You should read the book to get the full impact of Dr. Cleveland's argument, but among the solutions she proposes are developing a larger sense of group identity that encompasses opposing groups, using "we" language to reinforce that identity, affirming the basis of our own identity in Christ, and the importance of interacting with those from outgroups.

Ultimately, we do not need to choose between reading The Anatomy of Peace and Disunity in Christ. I would hope that United Methodists can read as many resources as possible to prepare us to discern together how to be faithful and in unity with one another.

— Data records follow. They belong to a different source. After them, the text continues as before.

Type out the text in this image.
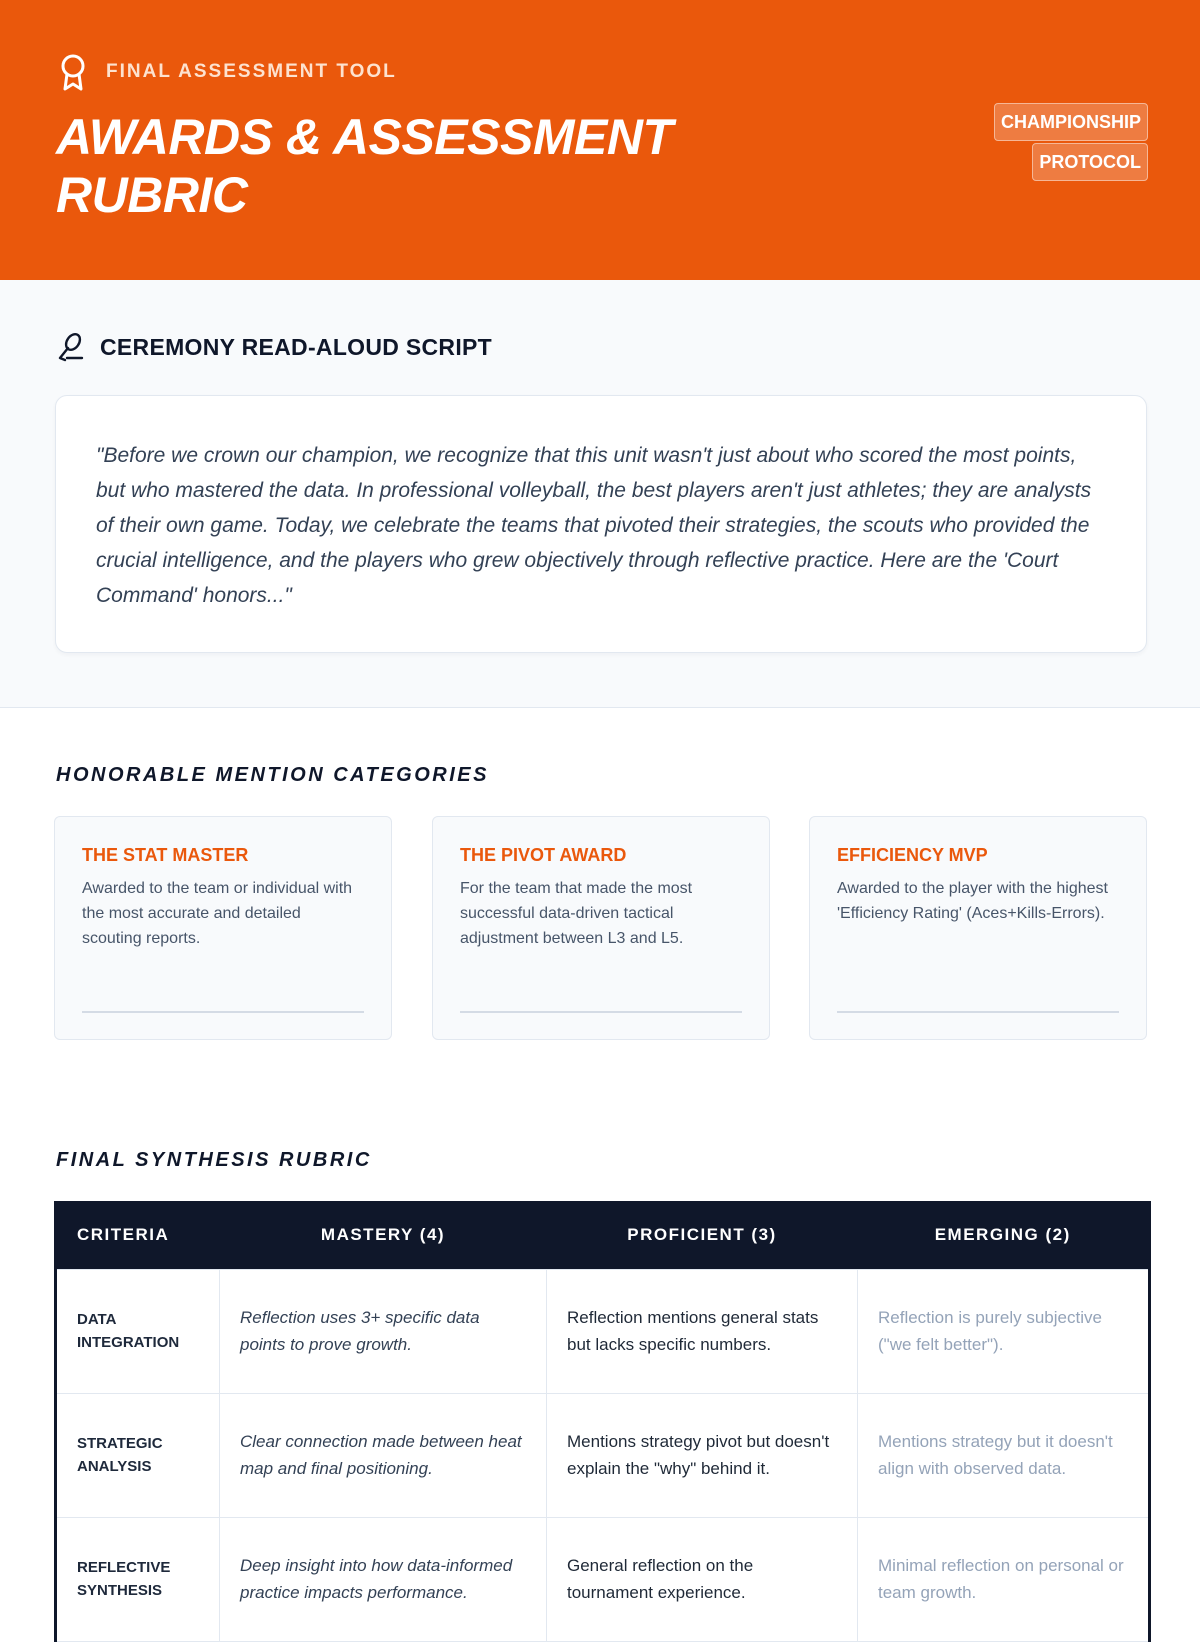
FINAL ASSESSMENT TOOL
AWARDS & ASSESSMENT RUBRIC
CHAMPIONSHIP PROTOCOL
CEREMONY READ-ALOUD SCRIPT

"Before we crown our champion, we recognize that this unit wasn't just about who scored the most points, but who mastered the data. In professional volleyball, the best players aren't just athletes; they are analysts of their own game. Today, we celebrate the teams that pivoted their strategies, the scouts who provided the crucial intelligence, and the players who grew objectively through reflective practice. Here are the 'Court Command' honors..."

HONORABLE MENTION CATEGORIES
THE STAT MASTER
Awarded to the team or individual with the most accurate and detailed scouting reports.
THE PIVOT AWARD
For the team that made the most successful data-driven tactical adjustment between L3 and L5.
EFFICIENCY MVP
Awarded to the player with the highest 'Efficiency Rating' (Aces+Kills-Errors).
FINAL SYNTHESIS RUBRIC
CRITERIA	MASTERY (4)	PROFICIENT (3)	EMERGING (2)
DATA INTEGRATION	Reflection uses 3+ specific data points to prove growth.	Reflection mentions general stats but lacks specific numbers.	Reflection is purely subjective ("we felt better").
STRATEGIC ANALYSIS	Clear connection made between heat map and final positioning.	Mentions strategy pivot but doesn't explain the "why" behind it.	Mentions strategy but it doesn't align with observed data.
REFLECTIVE SYNTHESIS	Deep insight into how data-informed practice impacts performance.	General reflection on the tournament experience.	Minimal reflection on personal or team growth.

But I do hope that Disunity in Christ will be one of the resources that United Methodists read.

Monday, July 2, 2018

Recommended reading: The US Supreme Court on trust clauses

While a Supreme Court case decided in this summer's spate of rulings did not gather much national notice, it may be the one most relevant for the future of the UMC. In a dispute between the Episcopal Church's South Carolina diocese and breakaway churches over control of property, the US Supreme Court declined to hear an appeal by the breakaway churches. This leaves in place a lower court ruling that upholds the Episcopal Church's version of the trust clause, in which all property belongs to the denomination, not individual churches.

For more on this case, read this Religion News Service article.

The case could have significant implications for the UMC, since the number of similar property disputes within Methodism could increase significantly over the next two years if more congregations try to exit the denomination without permission. This Supreme Court ruling will make it harder for them to do so and take their property with them.